'Spaghetti' to sandwiches: Durbanites get inventive with ice cream

Shelley Seid speaks to the (ice) cream of the crop - three young entrepreneurs who are designing frozen treats with a twist

26 July 2017 - 12:01 By Shelley Seid
Zakeeya Mitha, owner of Sugarlicious, with a unicorn tears macaron and a burfee macaron.
Zakeeya Mitha, owner of Sugarlicious, with a unicorn tears macaron and a burfee macaron.
Image: Jackie Clausen

Zakeeya Mitha of Sugarlicious

Bubbly patisserie chef Zakeeya Mitha has taken the country by storm with Sugarlicious, her stylish, delicious, ice cream-filled macarons.

She started small in 2013, selling her products at an Umhlanga market. Since then she has opened a Durban outlet and delivers to Johannesburg and Cape Town.

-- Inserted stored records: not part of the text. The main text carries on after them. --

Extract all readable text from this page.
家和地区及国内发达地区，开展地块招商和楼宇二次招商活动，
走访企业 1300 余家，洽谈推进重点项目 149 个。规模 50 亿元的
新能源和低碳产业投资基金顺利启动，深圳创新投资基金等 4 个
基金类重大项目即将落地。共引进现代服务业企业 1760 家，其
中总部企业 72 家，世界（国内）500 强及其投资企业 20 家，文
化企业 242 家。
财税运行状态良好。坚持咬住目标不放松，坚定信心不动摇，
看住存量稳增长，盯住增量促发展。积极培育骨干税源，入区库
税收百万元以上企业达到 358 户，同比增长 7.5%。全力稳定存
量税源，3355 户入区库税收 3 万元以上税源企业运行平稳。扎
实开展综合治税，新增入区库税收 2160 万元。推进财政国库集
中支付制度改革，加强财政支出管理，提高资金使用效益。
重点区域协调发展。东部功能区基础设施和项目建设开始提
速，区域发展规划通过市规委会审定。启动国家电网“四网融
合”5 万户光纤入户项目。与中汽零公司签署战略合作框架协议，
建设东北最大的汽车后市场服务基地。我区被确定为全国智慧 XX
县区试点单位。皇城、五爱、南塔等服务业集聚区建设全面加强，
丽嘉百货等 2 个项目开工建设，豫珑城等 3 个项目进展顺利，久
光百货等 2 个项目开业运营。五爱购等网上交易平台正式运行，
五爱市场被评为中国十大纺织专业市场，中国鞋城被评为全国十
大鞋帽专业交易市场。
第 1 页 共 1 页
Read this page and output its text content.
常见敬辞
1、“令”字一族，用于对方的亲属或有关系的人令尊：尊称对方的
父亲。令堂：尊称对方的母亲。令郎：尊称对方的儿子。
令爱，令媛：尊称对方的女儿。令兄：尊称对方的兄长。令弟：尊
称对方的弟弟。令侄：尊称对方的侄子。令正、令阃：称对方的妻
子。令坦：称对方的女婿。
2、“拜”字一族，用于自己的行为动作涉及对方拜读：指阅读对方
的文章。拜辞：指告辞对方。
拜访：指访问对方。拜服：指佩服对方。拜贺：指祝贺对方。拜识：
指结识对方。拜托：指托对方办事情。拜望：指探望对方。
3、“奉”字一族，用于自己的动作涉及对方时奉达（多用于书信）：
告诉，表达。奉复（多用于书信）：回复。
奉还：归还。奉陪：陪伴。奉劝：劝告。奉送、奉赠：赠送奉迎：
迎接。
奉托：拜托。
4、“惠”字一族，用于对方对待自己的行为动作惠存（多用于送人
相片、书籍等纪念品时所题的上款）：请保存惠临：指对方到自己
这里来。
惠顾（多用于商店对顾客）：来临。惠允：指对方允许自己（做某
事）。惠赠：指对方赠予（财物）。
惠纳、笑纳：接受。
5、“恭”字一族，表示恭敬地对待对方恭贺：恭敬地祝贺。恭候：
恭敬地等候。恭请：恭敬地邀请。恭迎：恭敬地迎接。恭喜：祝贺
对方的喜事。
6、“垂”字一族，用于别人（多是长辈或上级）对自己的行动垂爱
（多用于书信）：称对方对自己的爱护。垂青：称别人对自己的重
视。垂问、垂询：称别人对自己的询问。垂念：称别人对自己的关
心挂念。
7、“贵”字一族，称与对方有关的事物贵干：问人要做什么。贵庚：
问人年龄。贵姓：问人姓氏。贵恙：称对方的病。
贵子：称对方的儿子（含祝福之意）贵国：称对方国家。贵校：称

Standard flavours include Nutella, mint, Milo and Bombay Crush, and there are also macarons dipped in premium Belgian chocolate with roasted peanuts.

"A lot of the adults buy what I thought would be the kiddie flavours - Cotton Candy is a best seller," says Mitha, whose husband manages the business and is her "test kitchen".

The ice cream macarons are perfect as dessert at a dinner function and Mitha provides containers packed with dry ice that keep macarons at the correct temperature for long enough to get them home and into the freezer. There is plenty of Sugarlicious online business too.

"This year our Eid orders went crazy. Within four days we had to close as we had reached our limit."

The Burfi flavour macaron that she had created for Eid proved so popular that it has joined her permanent menu.

Jordan Buckley of Sweet Dream

Rugby player, BComm student and artisanal ice cream vendor - that's 19-year-old Jordan Buckley. As far as he is concerned, there is nothing odd about the combination.

"I've always been business-inclined. I sold clothing when I was in matric and last year I was keen to get a food truck. Then I went to Cape Town and saw how people were going crazy for artisanal ice cream.

"I thought how hard can it be to make?"

Jordan Buckley with one of his artisanal ice creams.
Jordan Buckley with one of his artisanal ice creams.
Image: Jackie Clausen

Buckley put his back into it, researching and experimenting with recipes. The result is Sweet Dream, an ice cream/gelato combination.

"It's smoother than standard ice cream and it is frozen at lower temperatures," he says.

"At times I've stayed up until 2am making stock and developing flavours."

He now has nine different ice creams and only uses natural, fresh products.

"I use free-range egg yolks and fresh cream. The flavours are natural - I would never use syrups."

His strawberry ice cream is made from pulped roasted strawberries, his granadilla ice cream is hand-sieved to remove the pips.

He says his salted caramel, choc mint and peanut butter are bestsellers.

Buckley has a stand at the Morning Trade market in Station Drive and sells and delivers one-litre tubs in and around Durban.

Yaseera Essack Carrim of Eish Kream

Yaseera Essack Carrim studied fashion design and ran her own successful clothing brand until marriage and babies came along. As the kids grew up Essack Carrim wanted to "do something".

While on a trip overseas she stumbled across a cold press "spaghetti" ice cream and fell in love with the idea.

The concept of long, spaghetti-like strands of soft ice cream curled into a cup or cone is as much fun as the brand's name: Eish Kream.

Yaseera Essack Carrim's spaghetti-like Eish Kream.
Yaseera Essack Carrim's spaghetti-like Eish Kream.
Image: Supplied

But it's more than just a gimmick. She has spent over a year refining textures and flavours.

"I play with different flavours, I work on the colour, then I have a range of people taste and when I am happy I write out the recipe."

Among her 12 flavours are charcoal, bubblegum, chocochino and sweet cream and lime.

Essack Carrim says she has been overwhelmed by the response to her product. It can be found in outlets around Johannesburg and Durban.